The research, presented recently at the American Heart Association 2016 Scientific Sessions on Arteriosclerosis, Thrombosis and Vascular Biology/Peripheral Vascular Disease (ATVB-PVD) in Nashville, reports that the higher the dose of statins, the lower the risks.
“PAD, a narrowing of the peripheral arteries to the legs, stomach, arms and head, is the next cardiovascular epidemic. It is poorly recognized and not adequately treated compared to heart disease—and research is lacking on the optimal use of statins for PAD patients,” explained lead author Shipra Arya, MD, SM, an assistant professor at Emory University School of Medicine in Atlanta, Georgia.
For the study, researchers reviewed health information and health status from the Veterans Affairs' database for more than 208,000 veterans with PAD. During an average of slightly more than 5 years of follow up, researchers identified those on statin medications and the dosage they used near the time of PAD diagnosis and followed the veterans to assess their risk of amputation or death.

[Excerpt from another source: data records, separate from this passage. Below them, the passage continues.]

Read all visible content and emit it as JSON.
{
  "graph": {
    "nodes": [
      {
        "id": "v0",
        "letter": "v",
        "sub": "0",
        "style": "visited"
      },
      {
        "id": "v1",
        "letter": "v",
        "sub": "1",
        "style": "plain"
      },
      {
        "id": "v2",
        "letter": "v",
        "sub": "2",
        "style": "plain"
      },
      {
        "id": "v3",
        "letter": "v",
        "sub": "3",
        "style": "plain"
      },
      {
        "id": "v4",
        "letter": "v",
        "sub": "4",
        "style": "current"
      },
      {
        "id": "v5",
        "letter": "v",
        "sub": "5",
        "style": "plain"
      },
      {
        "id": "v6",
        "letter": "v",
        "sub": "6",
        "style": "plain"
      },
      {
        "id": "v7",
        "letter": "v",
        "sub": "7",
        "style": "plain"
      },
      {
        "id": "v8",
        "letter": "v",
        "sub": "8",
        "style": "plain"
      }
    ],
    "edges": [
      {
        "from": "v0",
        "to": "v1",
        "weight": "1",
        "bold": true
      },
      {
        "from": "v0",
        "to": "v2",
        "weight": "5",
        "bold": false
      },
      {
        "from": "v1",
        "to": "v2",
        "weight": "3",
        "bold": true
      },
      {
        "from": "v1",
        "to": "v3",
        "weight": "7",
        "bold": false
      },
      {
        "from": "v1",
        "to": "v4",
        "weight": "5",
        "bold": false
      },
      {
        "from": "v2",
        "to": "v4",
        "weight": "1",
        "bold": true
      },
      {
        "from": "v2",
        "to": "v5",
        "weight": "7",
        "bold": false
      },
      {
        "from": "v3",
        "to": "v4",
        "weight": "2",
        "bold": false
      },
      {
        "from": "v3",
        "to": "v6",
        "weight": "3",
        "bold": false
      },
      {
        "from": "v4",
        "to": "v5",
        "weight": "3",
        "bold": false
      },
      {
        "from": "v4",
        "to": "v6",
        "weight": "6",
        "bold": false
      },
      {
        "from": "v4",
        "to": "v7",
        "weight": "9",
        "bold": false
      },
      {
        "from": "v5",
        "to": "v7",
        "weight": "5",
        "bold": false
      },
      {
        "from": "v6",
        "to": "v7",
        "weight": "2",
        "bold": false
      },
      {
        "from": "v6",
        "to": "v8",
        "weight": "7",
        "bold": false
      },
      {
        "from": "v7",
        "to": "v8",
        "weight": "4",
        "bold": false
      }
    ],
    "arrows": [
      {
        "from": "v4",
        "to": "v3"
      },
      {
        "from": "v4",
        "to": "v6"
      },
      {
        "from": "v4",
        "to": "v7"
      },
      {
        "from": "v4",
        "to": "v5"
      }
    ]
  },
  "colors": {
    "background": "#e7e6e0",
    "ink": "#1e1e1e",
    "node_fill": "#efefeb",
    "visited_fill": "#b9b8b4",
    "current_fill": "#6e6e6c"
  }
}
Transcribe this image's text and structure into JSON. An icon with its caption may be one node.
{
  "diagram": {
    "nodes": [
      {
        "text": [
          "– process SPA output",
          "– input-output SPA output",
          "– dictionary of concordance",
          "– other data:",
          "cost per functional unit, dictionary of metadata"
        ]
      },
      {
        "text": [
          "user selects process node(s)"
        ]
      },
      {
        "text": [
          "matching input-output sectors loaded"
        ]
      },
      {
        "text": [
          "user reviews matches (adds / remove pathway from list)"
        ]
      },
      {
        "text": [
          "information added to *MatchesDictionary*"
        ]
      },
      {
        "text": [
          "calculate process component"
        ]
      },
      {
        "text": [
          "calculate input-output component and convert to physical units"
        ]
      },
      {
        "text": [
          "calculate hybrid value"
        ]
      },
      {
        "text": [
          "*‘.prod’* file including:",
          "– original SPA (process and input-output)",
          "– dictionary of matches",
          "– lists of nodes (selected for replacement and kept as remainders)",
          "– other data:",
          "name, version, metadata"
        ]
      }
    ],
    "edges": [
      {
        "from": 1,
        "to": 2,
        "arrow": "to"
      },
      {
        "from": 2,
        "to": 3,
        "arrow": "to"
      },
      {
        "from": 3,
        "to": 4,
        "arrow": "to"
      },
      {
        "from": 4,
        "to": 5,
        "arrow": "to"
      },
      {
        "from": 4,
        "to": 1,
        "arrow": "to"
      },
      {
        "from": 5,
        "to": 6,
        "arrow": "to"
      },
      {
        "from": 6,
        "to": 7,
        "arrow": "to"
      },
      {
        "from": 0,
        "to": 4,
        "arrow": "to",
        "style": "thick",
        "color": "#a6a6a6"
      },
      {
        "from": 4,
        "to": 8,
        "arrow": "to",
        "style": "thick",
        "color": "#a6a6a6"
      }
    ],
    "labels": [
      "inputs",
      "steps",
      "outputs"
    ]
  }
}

Participants were classified into three groups—those taking high doses of statins, low-to-moderate statin doses, and no statins.
Results indicate a 33% lower risk of amputation and 29% lower risk of death among PAD patients taking high doses of statins, compared to those taking no statins.
At the same time, a 22% lower risk of amputation and death was identified among PAD patients taking low-to-moderate doses of statins, compared to PAD patients taking no statins.
“Ours is one of the largest population-based studies on PAD and suggests patients who have been diagnosed with PAD should be considered for placement on high dose statins upon diagnosis if they can tolerate it, along with other medical management, including smoking cessation, antiplatelet therapy and a walking program,” said Arya, who is also a staff physician at Atlanta VA Medical Center, in an American Heart Association press release.